New headset can listen to internal vocalisation and speak to the wearer while appearing silent to the outside world
by Samuel Gibbs
MIT’s AlterEgo headset can ‘hear’ internalised voices and speak to the user through a bone-conduction system. Photograph: Lorrie Lejeune/MIT
Researchers have created a wearable device that can read people’s minds when they use an internal voice, allowing them to control devices and ask queries without speaking.
The device, called AlterEgo, can transcribe words that wearers verbalise internally but do not say out loud, using electrodes attached to the skin.
“Our idea was: could we have a computing platform that’s more internal, that melds human and machine in some ways and that feels like an internal extension of our own cognition?” said Arnav Kapur, who led the development of the system at MIT’s Media Lab.

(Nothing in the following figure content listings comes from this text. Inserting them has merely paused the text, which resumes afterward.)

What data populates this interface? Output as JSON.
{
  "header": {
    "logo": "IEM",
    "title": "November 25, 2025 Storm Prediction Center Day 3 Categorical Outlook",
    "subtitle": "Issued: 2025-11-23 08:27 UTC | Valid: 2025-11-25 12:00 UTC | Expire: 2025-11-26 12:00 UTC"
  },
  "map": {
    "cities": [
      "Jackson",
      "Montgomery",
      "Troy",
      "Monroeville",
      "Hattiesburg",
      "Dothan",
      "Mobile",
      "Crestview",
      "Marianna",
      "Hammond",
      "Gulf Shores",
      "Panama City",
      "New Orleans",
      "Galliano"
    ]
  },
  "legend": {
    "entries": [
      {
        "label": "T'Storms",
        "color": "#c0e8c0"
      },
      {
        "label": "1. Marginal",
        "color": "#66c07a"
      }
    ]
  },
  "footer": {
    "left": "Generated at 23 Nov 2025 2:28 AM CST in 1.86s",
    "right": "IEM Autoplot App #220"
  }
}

Kapur describes the headset as an “intelligence-augmentation” or IA device, and was presented at the Association for Computing Machinery’s Intelligent User Interface conference in Tokyo. It is worn around the jaw and chin, clipped over the top of the ear to hold it in place. Four electrodes under the white plastic device make contact with the skin and pick up the subtle neuromuscular signals that are triggered when a person verbalises internally. When someone says words inside their head, artificial intelligence within the device can match particular signals to particular words, feeding them into a computer.
The computer can then respond through the device using a bone conduction speaker that plays sound into the ear without the need for an earphone to be inserted, leaving the wearer free to hear the rest of the world at the same time. The idea is to create a outwardly silent computer interface that only the wearer of the AlterEgo device can speak to and hear.

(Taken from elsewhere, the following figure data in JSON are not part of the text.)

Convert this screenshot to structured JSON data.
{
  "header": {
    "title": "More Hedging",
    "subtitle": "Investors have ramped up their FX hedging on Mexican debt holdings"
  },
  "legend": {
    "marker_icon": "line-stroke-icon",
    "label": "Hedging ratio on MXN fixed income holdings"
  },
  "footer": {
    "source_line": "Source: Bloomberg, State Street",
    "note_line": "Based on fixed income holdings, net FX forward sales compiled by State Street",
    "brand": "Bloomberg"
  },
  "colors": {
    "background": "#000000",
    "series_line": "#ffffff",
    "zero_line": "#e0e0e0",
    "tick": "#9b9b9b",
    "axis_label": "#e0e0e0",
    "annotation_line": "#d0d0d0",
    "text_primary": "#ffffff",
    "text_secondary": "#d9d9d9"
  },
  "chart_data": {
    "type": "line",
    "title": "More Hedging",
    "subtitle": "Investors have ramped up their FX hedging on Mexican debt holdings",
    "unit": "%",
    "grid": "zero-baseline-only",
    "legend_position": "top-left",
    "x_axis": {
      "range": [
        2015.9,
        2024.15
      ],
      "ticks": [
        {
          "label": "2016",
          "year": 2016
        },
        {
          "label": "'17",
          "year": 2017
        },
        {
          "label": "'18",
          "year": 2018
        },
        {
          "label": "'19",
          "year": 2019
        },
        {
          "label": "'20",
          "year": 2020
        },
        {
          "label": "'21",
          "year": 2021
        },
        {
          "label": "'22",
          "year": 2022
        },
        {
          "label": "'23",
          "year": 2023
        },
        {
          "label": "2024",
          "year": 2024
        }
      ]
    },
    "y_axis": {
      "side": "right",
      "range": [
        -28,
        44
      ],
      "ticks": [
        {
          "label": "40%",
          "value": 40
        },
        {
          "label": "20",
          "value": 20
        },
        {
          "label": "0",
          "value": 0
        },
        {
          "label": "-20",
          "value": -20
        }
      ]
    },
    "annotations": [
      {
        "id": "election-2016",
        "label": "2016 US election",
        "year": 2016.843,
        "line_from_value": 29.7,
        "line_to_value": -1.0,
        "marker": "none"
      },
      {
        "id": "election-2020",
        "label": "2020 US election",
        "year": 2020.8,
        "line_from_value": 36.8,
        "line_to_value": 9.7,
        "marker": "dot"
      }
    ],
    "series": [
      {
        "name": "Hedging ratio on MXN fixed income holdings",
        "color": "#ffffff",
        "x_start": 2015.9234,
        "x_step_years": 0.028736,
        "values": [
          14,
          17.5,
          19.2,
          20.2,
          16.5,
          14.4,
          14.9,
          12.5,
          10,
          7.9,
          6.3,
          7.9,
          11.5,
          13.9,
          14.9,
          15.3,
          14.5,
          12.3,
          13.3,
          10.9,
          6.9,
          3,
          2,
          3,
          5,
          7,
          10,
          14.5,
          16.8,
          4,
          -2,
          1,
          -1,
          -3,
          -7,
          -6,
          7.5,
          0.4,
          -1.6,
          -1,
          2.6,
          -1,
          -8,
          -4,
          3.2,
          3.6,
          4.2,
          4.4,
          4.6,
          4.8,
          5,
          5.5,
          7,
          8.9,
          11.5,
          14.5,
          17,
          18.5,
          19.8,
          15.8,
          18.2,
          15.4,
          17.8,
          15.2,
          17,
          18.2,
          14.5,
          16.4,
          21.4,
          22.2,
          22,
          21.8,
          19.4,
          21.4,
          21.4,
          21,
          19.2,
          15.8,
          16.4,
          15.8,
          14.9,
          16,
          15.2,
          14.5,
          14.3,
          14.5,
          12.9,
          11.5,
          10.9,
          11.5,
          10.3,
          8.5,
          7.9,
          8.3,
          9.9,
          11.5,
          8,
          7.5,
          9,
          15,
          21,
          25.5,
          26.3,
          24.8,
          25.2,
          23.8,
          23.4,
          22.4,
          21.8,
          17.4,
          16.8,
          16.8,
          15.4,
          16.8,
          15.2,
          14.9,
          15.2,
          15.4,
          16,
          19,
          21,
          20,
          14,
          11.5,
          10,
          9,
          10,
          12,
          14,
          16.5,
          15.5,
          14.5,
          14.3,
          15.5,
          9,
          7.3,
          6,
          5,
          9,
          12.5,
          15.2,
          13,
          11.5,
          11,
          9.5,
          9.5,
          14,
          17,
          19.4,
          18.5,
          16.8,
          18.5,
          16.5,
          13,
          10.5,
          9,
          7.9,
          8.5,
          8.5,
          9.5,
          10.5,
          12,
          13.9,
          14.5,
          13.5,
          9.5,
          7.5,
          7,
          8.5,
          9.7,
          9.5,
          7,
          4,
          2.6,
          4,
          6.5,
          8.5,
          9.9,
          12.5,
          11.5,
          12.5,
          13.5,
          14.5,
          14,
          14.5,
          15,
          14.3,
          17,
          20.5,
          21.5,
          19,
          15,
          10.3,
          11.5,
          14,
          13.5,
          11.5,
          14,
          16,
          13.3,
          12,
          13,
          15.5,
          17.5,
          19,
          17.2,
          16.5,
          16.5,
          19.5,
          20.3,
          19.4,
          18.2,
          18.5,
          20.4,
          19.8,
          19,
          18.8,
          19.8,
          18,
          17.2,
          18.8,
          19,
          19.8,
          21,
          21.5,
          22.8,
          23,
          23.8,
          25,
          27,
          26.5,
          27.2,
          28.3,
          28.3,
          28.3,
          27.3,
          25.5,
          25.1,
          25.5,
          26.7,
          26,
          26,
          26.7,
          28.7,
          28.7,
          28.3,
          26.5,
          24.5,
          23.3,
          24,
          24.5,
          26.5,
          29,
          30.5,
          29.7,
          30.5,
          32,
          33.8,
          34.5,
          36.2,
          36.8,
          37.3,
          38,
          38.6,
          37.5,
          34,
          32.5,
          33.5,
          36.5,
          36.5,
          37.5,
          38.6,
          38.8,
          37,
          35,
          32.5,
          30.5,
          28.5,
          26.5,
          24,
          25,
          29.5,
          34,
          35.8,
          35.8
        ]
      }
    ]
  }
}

“We basically can’t live without our cellphones, our digital devices. But at the moment, the use of those devices is very disruptive,” said Pattie Maes, a professor of media arts and sciences at MIT. “If I want to look something up that’s relevant to a conversation I’m having, I have to find my phone and type in the passcode and open an app and type in some search keyword, and the whole thing requires that I completely shift attention from my environment and the people that I’m with to the phone itself.”
Maes and her students, including Kapur, have been experimenting with new form factors and interfaces to provide the knowledge and services of smartphones without the intrusive disruption they currently cause to daily life.

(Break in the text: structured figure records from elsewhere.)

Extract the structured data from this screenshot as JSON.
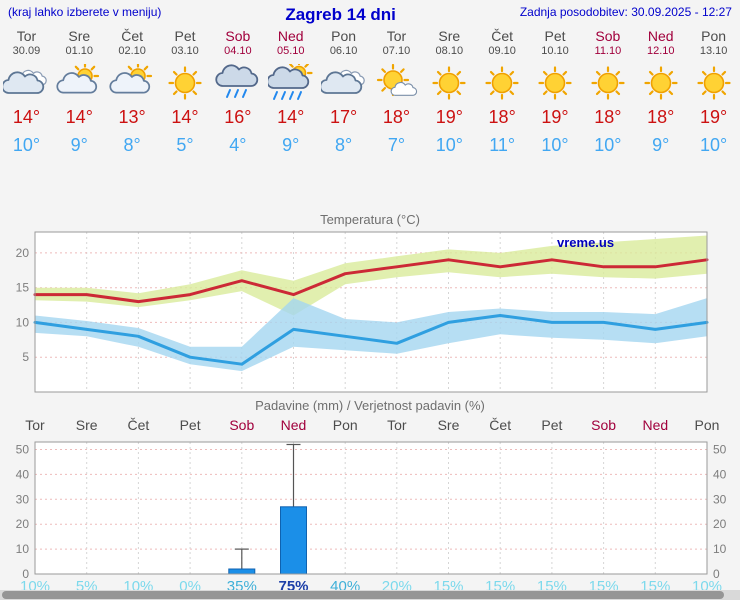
{
  "header": {
    "left_note": "(kraj lahko izberete v meniju)",
    "title": "Zagreb 14 dni",
    "updated": "Zadnja posodobitev: 30.09.2025 - 12:27"
  },
  "watermark": "vreme.us",
  "colors": {
    "link_blue": "#0000cc",
    "max_temp_red": "#cc1111",
    "min_temp_blue": "#41a7f2",
    "weekday_gray": "#4c4c4c",
    "weekend_red": "#a1003c",
    "bar_blue": "#1b8fe8",
    "bar_border": "#0f62b0",
    "prob_high": "#1c3ea8",
    "prob_mid": "#3fb0d8",
    "prob_low": "#7cd9ec",
    "grid_pink": "#eebbbb",
    "grid_gray": "#d6d6d6"
  },
  "days": [
    {
      "name": "Tor",
      "date": "30.09",
      "weekend": false,
      "icon": "cloudy",
      "tmax_label": "14°",
      "tmin_label": "10°",
      "prob_label": "10%"
    },
    {
      "name": "Sre",
      "date": "01.10",
      "weekend": false,
      "icon": "partly-cloudy",
      "tmax_label": "14°",
      "tmin_label": "9°",
      "prob_label": "5%"
    },
    {
      "name": "Čet",
      "date": "02.10",
      "weekend": false,
      "icon": "partly-cloudy",
      "tmax_label": "13°",
      "tmin_label": "8°",
      "prob_label": "10%"
    },
    {
      "name": "Pet",
      "date": "03.10",
      "weekend": false,
      "icon": "sunny",
      "tmax_label": "14°",
      "tmin_label": "5°",
      "prob_label": "0%"
    },
    {
      "name": "Sob",
      "date": "04.10",
      "weekend": true,
      "icon": "rain",
      "tmax_label": "16°",
      "tmin_label": "4°",
      "prob_label": "35%"
    },
    {
      "name": "Ned",
      "date": "05.10",
      "weekend": true,
      "icon": "rain-sun",
      "tmax_label": "14°",
      "tmin_label": "9°",
      "prob_label": "75%"
    },
    {
      "name": "Pon",
      "date": "06.10",
      "weekend": false,
      "icon": "cloudy",
      "tmax_label": "17°",
      "tmin_label": "8°",
      "prob_label": "40%"
    },
    {
      "name": "Tor",
      "date": "07.10",
      "weekend": false,
      "icon": "mostly-sunny",
      "tmax_label": "18°",
      "tmin_label": "7°",
      "prob_label": "20%"
    },
    {
      "name": "Sre",
      "date": "08.10",
      "weekend": false,
      "icon": "sunny",
      "tmax_label": "19°",
      "tmin_label": "10°",
      "prob_label": "15%"
    },
    {
      "name": "Čet",
      "date": "09.10",
      "weekend": false,
      "icon": "sunny",
      "tmax_label": "18°",
      "tmin_label": "11°",
      "prob_label": "15%"
    },
    {
      "name": "Pet",
      "date": "10.10",
      "weekend": false,
      "icon": "sunny",
      "tmax_label": "19°",
      "tmin_label": "10°",
      "prob_label": "15%"
    },
    {
      "name": "Sob",
      "date": "11.10",
      "weekend": true,
      "icon": "sunny",
      "tmax_label": "18°",
      "tmin_label": "10°",
      "prob_label": "15%"
    },
    {
      "name": "Ned",
      "date": "12.10",
      "weekend": true,
      "icon": "sunny",
      "tmax_label": "18°",
      "tmin_label": "9°",
      "prob_label": "15%"
    },
    {
      "name": "Pon",
      "date": "13.10",
      "weekend": false,
      "icon": "sunny",
      "tmax_label": "19°",
      "tmin_label": "10°",
      "prob_label": "10%"
    }
  ],
  "chart_data": [
    {
      "type": "line",
      "title": "Temperatura (°C)",
      "x": [
        "Tor 30.09",
        "Sre 01.10",
        "Čet 02.10",
        "Pet 03.10",
        "Sob 04.10",
        "Ned 05.10",
        "Pon 06.10",
        "Tor 07.10",
        "Sre 08.10",
        "Čet 09.10",
        "Pet 10.10",
        "Sob 11.10",
        "Ned 12.10",
        "Pon 13.10"
      ],
      "series": [
        {
          "name": "max temperature",
          "color": "#cc2936",
          "values": [
            14,
            14,
            13,
            14,
            16,
            14,
            17,
            18,
            19,
            18,
            19,
            18,
            18,
            19
          ]
        },
        {
          "name": "min temperature",
          "color": "#2f9fe0",
          "values": [
            10,
            9,
            8,
            5,
            4,
            9,
            8,
            7,
            10,
            11,
            10,
            10,
            9,
            10
          ]
        }
      ],
      "bands": [
        {
          "name": "max temperature range",
          "color": "#d9eb9b",
          "upper": [
            15,
            15,
            14.2,
            15.5,
            17.5,
            16,
            18.5,
            19.5,
            20.5,
            20,
            21,
            21.5,
            22,
            22.5
          ],
          "lower": [
            13.2,
            13,
            12.2,
            13.2,
            14.5,
            11,
            15.5,
            16.5,
            17.2,
            16.5,
            17,
            16.5,
            16.3,
            17
          ]
        },
        {
          "name": "min temperature range",
          "color": "#a4d6f0",
          "upper": [
            11,
            10.2,
            9.2,
            6.5,
            6.5,
            13.5,
            10.5,
            10,
            11.5,
            12,
            11.5,
            11.5,
            11.2,
            13.5
          ],
          "lower": [
            8.5,
            8,
            6.5,
            4,
            3,
            6.5,
            6,
            5.5,
            7,
            8.3,
            7.8,
            7.5,
            7,
            8
          ]
        }
      ],
      "ylim": [
        0,
        23
      ],
      "yticks": [
        5,
        10,
        15,
        20
      ],
      "grid": true,
      "legend": "none"
    },
    {
      "type": "bar",
      "title": "Padavine (mm) / Verjetnost padavin (%)",
      "categories": [
        "Tor",
        "Sre",
        "Čet",
        "Pet",
        "Sob",
        "Ned",
        "Pon",
        "Tor",
        "Sre",
        "Čet",
        "Pet",
        "Sob",
        "Ned",
        "Pon"
      ],
      "values": [
        0,
        0,
        0,
        0,
        2,
        27,
        0,
        0,
        0,
        0,
        0,
        0,
        0,
        0
      ],
      "whisker_high": [
        0,
        0,
        0,
        0,
        10,
        52,
        0,
        0,
        0,
        0,
        0,
        0,
        0,
        0
      ],
      "probabilities_percent": [
        10,
        5,
        10,
        0,
        35,
        75,
        40,
        20,
        15,
        15,
        15,
        15,
        15,
        10
      ],
      "ylim": [
        0,
        53
      ],
      "yticks": [
        0,
        10,
        20,
        30,
        40,
        50
      ],
      "grid": true,
      "legend": "none"
    }
  ]
}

The AlterEgo device managed an average of 92% transcription accuracy in a 10-person trial with about 15 minutes of customising to each person. That’s several percentage points below the 95%-plus accuracy rate that Google’s voice transcription service is capable of using a traditional microphone, but Kapur says the system will improve in accuracy over time. The human threshold for voice word accuracy is thought to be around 95%.
Kapur and team are currently working on collecting data to improve recognition and widen the number of words AlterEgo can detect. It can already be used to control a basic user interface such as the Roku streaming system, moving and selecting content, and can recognise numbers, play chess and perform other basic tasks.
The eventual goal is to make interfacing with AI assistants such as Google’s Assistant, Amazon’s Alexa or Apple’s Siri less embarrassing and more intimate, allowing people to communicate with them in a manner that appears to be silent to the outside world – a system that sounds like science fiction but appears entirely possible.
The only downside is that users will have to wear a device strapped to their face, a barrier smart glasses such as Google Glass failed to overcome. But experts think the technology has much potential, not only in the consumer space for activities such as dictation but also in industry.
“Wouldn’t it be great to communicate with voice in an environment where you normally wouldn’t be able to?” said Thad Starner, a computing professor at Georgia Tech. “You can imagine all these situations where you have a high-noise environment, like the flight deck of an aircraft carrier, or even places with a lot of machinery, like a power plant or a printing press.”
Starner also sees application in the military and for those with conditions that inhibit normal speech.